RTSA'nın çok az kontrendikasyonu vardır.Enfeksiyon gibi yapay eklem replasmanının genel kontrendikasyonları dışında deltoid kasın fonksiyon göstermemesi RTSA için mutlak bir kontrendikasyondur.Ayrıca proksimal humerus kırıkları için açık kırıklar ve brakiyal pleksus yaralanmaları da kontrendikasyon olarak düşünülmeli, izole aksiller sinir yaralanmaları ise göreceli kontrendikasyon olarak değerlendirilmelidir. 

Ameliyat sonrası bakım ve rehabilitasyon

Ameliyat sonrası rehabilitasyonun ilkeleri:

Hastaların rehabilitasyon hevesini harekete geçirin ve hastalar için makul beklentiler oluşturun.

Ağrıyı ve iltihabı azaltır ve iyileşen yapıları korur, ancak subscapularis'in genellikle korunmasına gerek yoktur.

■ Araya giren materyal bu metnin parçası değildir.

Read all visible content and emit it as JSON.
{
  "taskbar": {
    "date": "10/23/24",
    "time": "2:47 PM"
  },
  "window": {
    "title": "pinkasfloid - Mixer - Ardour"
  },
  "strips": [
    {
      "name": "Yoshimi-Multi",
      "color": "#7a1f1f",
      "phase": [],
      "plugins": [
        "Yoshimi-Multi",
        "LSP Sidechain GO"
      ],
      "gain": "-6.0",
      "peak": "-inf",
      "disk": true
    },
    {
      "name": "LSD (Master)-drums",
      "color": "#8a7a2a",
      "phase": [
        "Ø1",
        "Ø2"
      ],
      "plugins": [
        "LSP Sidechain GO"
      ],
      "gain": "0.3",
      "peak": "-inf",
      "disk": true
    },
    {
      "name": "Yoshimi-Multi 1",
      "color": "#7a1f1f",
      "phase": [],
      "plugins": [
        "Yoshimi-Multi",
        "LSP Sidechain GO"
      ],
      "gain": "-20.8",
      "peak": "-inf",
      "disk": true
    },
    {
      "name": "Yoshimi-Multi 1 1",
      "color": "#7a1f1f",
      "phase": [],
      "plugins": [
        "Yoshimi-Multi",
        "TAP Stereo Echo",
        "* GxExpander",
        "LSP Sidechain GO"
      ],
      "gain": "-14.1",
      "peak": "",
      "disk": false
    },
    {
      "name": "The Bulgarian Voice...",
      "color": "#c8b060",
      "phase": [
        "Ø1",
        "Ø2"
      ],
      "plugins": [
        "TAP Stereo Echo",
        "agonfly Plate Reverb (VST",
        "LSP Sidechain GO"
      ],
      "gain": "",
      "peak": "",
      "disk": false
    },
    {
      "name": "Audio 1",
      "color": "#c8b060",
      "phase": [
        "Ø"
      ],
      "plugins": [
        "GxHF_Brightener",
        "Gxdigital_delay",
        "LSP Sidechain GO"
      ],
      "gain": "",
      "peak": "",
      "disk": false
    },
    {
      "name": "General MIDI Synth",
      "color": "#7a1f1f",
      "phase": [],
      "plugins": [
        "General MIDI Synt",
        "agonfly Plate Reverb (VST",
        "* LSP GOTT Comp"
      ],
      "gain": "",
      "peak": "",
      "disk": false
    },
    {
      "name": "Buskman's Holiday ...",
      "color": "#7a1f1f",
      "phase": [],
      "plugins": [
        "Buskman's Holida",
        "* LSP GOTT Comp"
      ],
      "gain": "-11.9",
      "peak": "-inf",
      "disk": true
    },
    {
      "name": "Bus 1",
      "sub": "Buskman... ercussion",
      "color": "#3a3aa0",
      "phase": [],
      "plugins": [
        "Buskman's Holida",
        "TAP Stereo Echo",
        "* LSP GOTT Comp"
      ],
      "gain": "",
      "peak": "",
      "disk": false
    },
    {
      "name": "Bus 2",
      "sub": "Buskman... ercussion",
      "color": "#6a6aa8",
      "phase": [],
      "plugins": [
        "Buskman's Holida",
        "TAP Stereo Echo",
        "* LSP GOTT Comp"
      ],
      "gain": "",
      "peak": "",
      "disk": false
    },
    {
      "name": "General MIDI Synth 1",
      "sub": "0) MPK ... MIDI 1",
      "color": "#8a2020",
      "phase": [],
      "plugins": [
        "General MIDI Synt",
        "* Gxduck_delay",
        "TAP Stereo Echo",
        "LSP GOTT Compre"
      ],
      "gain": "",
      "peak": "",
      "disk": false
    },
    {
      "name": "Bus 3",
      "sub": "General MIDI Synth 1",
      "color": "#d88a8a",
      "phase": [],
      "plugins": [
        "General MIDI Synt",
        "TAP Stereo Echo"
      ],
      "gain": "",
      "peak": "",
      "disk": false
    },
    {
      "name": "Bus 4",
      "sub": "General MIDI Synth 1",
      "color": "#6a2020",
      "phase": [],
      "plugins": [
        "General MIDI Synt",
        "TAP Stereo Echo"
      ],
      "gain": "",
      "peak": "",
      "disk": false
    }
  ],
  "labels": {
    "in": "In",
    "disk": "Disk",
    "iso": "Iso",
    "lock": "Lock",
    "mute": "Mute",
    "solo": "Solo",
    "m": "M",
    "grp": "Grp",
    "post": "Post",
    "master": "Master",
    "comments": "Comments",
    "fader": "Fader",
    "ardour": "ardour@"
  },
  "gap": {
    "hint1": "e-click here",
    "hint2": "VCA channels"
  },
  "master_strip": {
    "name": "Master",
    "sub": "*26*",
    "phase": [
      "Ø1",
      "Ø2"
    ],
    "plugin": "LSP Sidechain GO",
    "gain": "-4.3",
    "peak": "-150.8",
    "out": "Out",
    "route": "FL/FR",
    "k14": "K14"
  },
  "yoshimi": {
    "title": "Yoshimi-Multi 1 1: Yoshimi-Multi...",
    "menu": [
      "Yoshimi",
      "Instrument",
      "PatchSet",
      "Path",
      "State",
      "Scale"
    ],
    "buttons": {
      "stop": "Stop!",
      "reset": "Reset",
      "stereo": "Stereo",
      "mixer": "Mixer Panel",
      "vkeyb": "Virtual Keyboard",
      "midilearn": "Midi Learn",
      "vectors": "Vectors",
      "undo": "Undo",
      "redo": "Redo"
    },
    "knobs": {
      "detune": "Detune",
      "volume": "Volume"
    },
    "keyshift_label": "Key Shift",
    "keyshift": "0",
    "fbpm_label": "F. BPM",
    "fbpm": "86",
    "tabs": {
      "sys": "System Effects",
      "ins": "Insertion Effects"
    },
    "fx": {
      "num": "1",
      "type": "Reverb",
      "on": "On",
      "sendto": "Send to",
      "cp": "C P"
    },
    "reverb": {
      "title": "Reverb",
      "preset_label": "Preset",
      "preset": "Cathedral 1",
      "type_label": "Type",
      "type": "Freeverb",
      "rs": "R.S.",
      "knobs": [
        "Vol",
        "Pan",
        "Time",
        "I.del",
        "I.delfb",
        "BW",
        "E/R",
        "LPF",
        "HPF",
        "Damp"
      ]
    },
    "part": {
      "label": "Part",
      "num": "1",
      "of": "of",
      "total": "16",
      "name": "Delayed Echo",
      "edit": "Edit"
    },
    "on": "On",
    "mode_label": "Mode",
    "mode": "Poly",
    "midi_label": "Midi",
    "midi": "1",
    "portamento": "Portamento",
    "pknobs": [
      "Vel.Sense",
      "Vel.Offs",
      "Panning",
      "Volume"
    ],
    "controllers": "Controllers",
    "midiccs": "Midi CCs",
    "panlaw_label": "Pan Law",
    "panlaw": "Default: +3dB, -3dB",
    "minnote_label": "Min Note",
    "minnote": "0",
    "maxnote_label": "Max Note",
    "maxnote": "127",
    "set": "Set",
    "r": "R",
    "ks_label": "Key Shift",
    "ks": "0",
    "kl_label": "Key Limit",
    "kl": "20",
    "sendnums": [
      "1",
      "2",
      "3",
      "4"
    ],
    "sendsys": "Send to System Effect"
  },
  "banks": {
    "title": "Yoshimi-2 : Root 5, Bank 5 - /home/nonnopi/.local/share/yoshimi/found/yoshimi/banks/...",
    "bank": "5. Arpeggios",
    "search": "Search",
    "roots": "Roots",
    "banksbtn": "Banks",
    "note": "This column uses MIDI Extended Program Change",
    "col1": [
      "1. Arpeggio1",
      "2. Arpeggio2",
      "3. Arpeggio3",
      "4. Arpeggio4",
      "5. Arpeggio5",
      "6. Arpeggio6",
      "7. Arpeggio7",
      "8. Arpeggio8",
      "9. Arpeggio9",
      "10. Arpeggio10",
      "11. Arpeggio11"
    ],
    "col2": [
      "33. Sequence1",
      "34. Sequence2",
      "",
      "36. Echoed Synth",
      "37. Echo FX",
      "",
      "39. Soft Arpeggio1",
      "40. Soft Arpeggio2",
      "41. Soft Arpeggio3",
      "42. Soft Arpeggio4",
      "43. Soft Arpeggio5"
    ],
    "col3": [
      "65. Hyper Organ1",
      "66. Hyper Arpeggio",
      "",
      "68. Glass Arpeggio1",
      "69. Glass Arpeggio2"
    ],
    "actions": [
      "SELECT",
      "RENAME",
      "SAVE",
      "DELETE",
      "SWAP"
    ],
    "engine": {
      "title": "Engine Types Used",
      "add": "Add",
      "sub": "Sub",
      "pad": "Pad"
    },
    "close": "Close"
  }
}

Omuz ekleminin öne çıkıkları muhtemelen hiperekstansiyon, adduksiyon ve iç rotasyon veya abduksiyon ve dış rotasyonun son pozisyonlarında meydana gelir.Bu nedenle operasyondan sonraki 4 ila 6 hafta boyunca ters vuruş gibi hareketlerden kaçınılmalıdır.Bu pozisyonların yerinden çıkma riski vardır.

4 ila 6 hafta sonra yukarıdaki hareket ve pozisyonlara başlamadan önce yine de cerrahla iletişime geçmek ve ondan izin almak gerekir.

Ameliyat sonrası rehabilitasyon egzersizleri önce ağırlık vermeden, sonra yük vererek, önce dirençsiz, sonra dirençle, önce pasif, sonra aktif olarak yapılmalıdır.

Şu anda katı ve tek tip bir rehabilitasyon standardı yoktur ve farklı araştırmacıların planlarında büyük farklılıklar vardır.

Hastanın günlük yaşam aktiviteleri (GYA) stratejisi (0-6 hafta):

eyhd (9)

Pansuman

eyhd (10)

Uyumak

Günlük egzersiz stratejisi (0-6 hafta):

eyhd (11)

Aktif dirsek fleksiyonu

eyhd (12)

Pasif omuz fleksiyonu

Sichuan Chenanhui Teknoloji Co, Ltd.